Modi Won Power, Not Battle of Ideas, Says Amartya Sen
Image Courtesy: Business Today
Kolkata: Drilling holes into the ‘impressive achievements’ of Prime Minister Narendra Modi in managing a landslide victory in the Lok Sabha elections, Nobel laureate Amartya Sen said ‘Modi has won power not battle of ideas.”
In an article in the New York Times, the noted economist, who has rubbed the Sangh Parivar the wrong way on several occasions, inviting their ire, noted that Modi had changed his own discourse since 2014 as he had “accomplished little” of what he had promised. This is why he could not “brag” about it in his great oratory during the election campaign, and focussed on nationalism, national security and fear of Pakistan.
“Just as the Falklands War in 1982 shored up support for Prime Minister Margaret Thatcher of Britain, who dramatically gained in popularity, the border battles with Pakistan in February helped Mr. Modi immensely in the elections”, he said.
The Nobel laureate pointed out that during Modi’s first term, “unemployment is very high, a 45-year peak, economic growth is faltering and uneven in its impact, elementary health care remains comprehensively neglected, and there has been no striking decrease of red tape and corruption”.
Admitting that there may be an element of truth that “India has changed”, he observed that political support for the BJP’s victory came disproportionately from the Hindus, though about 200 million Indian citizens are Muslims.
Sen’s criticism of the saffron brigade led by Modi comes close on the heels of an article in London- based newspaper, The Guardian, which in its editorial commented that Modi landslide victory was “bad for Indian soul”. It also said that the world did not need another national populist leader who pursued a pro-business agenda while “trading in fake news and treating minorities as 2nd class citizens.“
Sen described Modi as a “a fiery orator” who “has been able to influence others’ thinking with his striking readiness to make political use of hatred and loathing — for people with different ways of life (leftists, rationalists, liberal intellectuals) and for those with different origins and religious beliefs, such as Muslims. Former B.J.P. leaders, like the unaggressive Atal Bihari Vajpayee, would certainly be unable to compete”.
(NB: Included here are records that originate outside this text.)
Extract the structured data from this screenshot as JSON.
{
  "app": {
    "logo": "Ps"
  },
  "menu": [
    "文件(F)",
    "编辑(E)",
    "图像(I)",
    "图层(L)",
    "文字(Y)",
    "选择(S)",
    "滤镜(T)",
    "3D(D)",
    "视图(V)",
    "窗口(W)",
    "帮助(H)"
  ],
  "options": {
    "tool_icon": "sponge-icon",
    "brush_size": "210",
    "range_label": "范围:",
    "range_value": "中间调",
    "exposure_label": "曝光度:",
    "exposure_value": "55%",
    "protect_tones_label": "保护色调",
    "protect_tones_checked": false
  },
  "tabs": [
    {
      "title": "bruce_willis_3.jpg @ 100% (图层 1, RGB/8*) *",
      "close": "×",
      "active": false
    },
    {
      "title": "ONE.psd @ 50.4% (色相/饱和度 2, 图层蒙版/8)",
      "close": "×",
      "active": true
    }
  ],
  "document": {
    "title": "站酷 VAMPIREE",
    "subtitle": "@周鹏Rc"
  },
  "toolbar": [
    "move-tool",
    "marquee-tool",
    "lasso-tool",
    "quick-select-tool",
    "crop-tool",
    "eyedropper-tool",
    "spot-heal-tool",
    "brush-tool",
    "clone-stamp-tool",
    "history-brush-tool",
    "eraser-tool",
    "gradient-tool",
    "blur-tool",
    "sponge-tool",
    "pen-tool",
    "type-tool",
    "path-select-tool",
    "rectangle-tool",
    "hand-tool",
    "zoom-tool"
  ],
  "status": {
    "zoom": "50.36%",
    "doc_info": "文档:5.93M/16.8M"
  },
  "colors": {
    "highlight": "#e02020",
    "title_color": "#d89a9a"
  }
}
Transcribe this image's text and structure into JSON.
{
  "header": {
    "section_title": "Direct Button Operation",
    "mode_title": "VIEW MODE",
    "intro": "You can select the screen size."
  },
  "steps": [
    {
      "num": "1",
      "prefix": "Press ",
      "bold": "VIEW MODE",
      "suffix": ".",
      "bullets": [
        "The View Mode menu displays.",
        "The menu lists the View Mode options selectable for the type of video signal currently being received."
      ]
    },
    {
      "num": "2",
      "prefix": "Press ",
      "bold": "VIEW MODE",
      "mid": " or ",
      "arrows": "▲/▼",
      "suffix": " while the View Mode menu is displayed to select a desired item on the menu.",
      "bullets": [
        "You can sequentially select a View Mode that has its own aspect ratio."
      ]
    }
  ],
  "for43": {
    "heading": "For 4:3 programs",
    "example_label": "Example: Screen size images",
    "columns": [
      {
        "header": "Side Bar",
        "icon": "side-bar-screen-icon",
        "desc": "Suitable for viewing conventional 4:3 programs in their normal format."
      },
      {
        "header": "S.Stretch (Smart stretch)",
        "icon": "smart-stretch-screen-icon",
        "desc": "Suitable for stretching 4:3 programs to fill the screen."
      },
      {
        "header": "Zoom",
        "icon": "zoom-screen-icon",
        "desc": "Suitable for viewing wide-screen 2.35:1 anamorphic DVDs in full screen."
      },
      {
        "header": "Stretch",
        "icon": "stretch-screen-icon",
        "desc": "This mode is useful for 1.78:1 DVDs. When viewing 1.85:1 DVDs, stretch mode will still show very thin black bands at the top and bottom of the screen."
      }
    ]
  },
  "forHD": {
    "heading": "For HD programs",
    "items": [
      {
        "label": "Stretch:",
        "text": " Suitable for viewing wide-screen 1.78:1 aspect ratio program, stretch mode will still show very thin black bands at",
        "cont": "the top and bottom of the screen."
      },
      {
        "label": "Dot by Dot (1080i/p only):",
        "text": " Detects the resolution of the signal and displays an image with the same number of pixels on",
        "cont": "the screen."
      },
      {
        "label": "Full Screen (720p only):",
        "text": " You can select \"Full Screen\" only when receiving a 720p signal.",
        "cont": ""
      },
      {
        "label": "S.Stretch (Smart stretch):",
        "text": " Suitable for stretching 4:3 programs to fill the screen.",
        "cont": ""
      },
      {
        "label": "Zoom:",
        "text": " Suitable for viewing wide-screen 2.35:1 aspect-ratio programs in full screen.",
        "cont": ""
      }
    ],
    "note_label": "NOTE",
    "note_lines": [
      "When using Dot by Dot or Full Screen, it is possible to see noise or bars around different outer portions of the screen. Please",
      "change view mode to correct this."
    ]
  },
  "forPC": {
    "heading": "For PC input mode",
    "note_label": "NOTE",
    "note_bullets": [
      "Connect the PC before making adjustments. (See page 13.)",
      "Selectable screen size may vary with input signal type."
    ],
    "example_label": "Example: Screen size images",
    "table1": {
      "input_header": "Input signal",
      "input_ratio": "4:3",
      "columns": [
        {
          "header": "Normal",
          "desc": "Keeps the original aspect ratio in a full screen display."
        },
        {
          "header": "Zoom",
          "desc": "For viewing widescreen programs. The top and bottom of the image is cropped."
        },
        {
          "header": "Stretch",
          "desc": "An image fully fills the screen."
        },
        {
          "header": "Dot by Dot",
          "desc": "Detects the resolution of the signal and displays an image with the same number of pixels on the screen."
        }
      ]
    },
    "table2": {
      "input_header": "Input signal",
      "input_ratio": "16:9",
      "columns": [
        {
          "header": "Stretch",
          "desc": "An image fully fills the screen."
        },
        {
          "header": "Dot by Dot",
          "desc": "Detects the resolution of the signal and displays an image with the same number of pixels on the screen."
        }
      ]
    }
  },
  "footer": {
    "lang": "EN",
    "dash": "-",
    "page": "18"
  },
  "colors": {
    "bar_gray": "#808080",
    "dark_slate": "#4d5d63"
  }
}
He said in Indian politics, many may prefer to conclude that BJP has won what is called “the ideological argument” against the Congress, but “there has been no particular victory for the philosophy of Hindu nationalism and no noticeable vanquishing of the idea of inclusiveness and unity championed by Gandhi, Nehru and Tagore.”
“The Hindu nationalist movement has won something in terms of power but nothing particularly serious in the battle of ideas. Pragya Thakur, a B.J.P. activist, said recently that Mohandas Gandhi’s assassin, Nathuram Godse, was a patriot. This embarrassed even the B.J.P., which made her formally apologize,” he wrote, adding that she would now enter Indian Parliament, which is a victory in terms of power, “but not in the battle of ideas”.
Sen regretted that the Opposition had not paid the required attention to the “battle of ideas”, and called for greater engagement in that area, while emphasising that the first thing was “not to confuse the two battles”.